If the angle between the asymptotes of a hyperbola is 30° then its eccentricity is

• A. √5 - √2
• B. √6 - √3
• C. √5 - √3
• D. √6 - √2

Answer 1

The Correct Option is D

To solve the problem, we need to find the eccentricity of a hyperbola given that the angle between its asymptotes is 30 degrees.
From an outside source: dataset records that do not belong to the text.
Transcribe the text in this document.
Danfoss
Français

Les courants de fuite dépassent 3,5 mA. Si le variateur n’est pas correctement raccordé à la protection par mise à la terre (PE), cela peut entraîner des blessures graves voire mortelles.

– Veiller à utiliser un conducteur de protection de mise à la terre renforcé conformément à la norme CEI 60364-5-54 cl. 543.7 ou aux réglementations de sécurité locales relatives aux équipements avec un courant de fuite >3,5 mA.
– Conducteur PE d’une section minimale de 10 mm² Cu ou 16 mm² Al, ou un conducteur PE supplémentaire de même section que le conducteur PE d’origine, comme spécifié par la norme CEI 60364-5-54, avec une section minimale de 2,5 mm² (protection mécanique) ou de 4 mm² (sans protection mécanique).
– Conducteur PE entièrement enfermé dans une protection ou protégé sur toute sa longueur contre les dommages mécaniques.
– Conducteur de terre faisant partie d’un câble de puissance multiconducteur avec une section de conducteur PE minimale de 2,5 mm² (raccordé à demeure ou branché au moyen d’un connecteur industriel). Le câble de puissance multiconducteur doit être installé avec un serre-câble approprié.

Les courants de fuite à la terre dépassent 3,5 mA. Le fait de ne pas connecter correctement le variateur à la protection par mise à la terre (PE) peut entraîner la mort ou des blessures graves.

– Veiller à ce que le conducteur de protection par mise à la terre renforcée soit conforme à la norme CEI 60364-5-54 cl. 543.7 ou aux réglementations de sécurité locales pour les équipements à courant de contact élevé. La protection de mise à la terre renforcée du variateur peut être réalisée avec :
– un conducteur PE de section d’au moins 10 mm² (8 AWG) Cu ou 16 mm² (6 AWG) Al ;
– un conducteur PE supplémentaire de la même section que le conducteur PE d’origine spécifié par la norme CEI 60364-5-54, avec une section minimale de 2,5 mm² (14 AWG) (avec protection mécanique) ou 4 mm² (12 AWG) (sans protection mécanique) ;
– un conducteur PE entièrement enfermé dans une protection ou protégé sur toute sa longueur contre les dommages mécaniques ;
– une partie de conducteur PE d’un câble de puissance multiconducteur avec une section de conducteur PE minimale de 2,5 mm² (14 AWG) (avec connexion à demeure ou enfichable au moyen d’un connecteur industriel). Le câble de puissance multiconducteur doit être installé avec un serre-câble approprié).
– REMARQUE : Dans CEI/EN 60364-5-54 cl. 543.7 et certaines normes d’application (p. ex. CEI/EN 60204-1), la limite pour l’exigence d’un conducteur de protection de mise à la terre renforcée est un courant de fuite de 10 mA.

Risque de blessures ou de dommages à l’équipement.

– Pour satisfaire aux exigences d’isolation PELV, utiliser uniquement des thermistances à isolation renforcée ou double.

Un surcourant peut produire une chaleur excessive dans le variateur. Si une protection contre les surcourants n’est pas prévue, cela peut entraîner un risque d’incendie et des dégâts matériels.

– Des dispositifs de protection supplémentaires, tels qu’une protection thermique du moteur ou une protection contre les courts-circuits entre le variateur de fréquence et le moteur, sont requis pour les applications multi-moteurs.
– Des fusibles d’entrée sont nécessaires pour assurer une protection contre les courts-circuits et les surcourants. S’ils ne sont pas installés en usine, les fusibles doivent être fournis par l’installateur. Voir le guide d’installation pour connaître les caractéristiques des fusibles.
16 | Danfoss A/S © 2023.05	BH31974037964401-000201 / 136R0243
1. Understanding the Hyperbola and Asymptotes:
Let the equation of the hyperbola be $\frac{x^2}{a^2} - \frac{y^2}{b^2} = 1$.
The equations of the asymptotes are $y = \pm \frac{b}{a} x$.
The angle between the asymptotes is $2 \theta$, where $\tan \theta = \frac{b}{a}$.

2. Using the Given Angle:
Given the angle between the asymptotes is $30^\circ$, we have $2\theta = 30^\circ$, so $\theta = 15^\circ$.
Thus, $\tan(15^\circ) = \frac{b}{a}$.

3. Evaluating $\tan(15^\circ)$:
We know $\tan(15^\circ) = 2 - \sqrt{3}$.
Therefore, $\frac{b}{a} = 2 - \sqrt{3}$.

4. Calculating the Eccentricity:
The eccentricity is $e = \sqrt{1 + \frac{b^2}{a^2}}$.
Substitute $\frac{b}{a} = 2 - \sqrt{3}$, so $e = \sqrt{1 + (2 - \sqrt{3})^2}$.
Compute $(2 - \sqrt{3})^2 = 4 - 4\sqrt{3} + 3 = 7 - 4\sqrt{3}$.
Thus, $e = \sqrt{1 + (7 - 4\sqrt{3})} = \sqrt{8 - 4\sqrt{3}} = \sqrt{6} - \sqrt{2}$.

Final Answer:
The eccentricity of the hyperbola is $\sqrt{6} - \sqrt{2}$.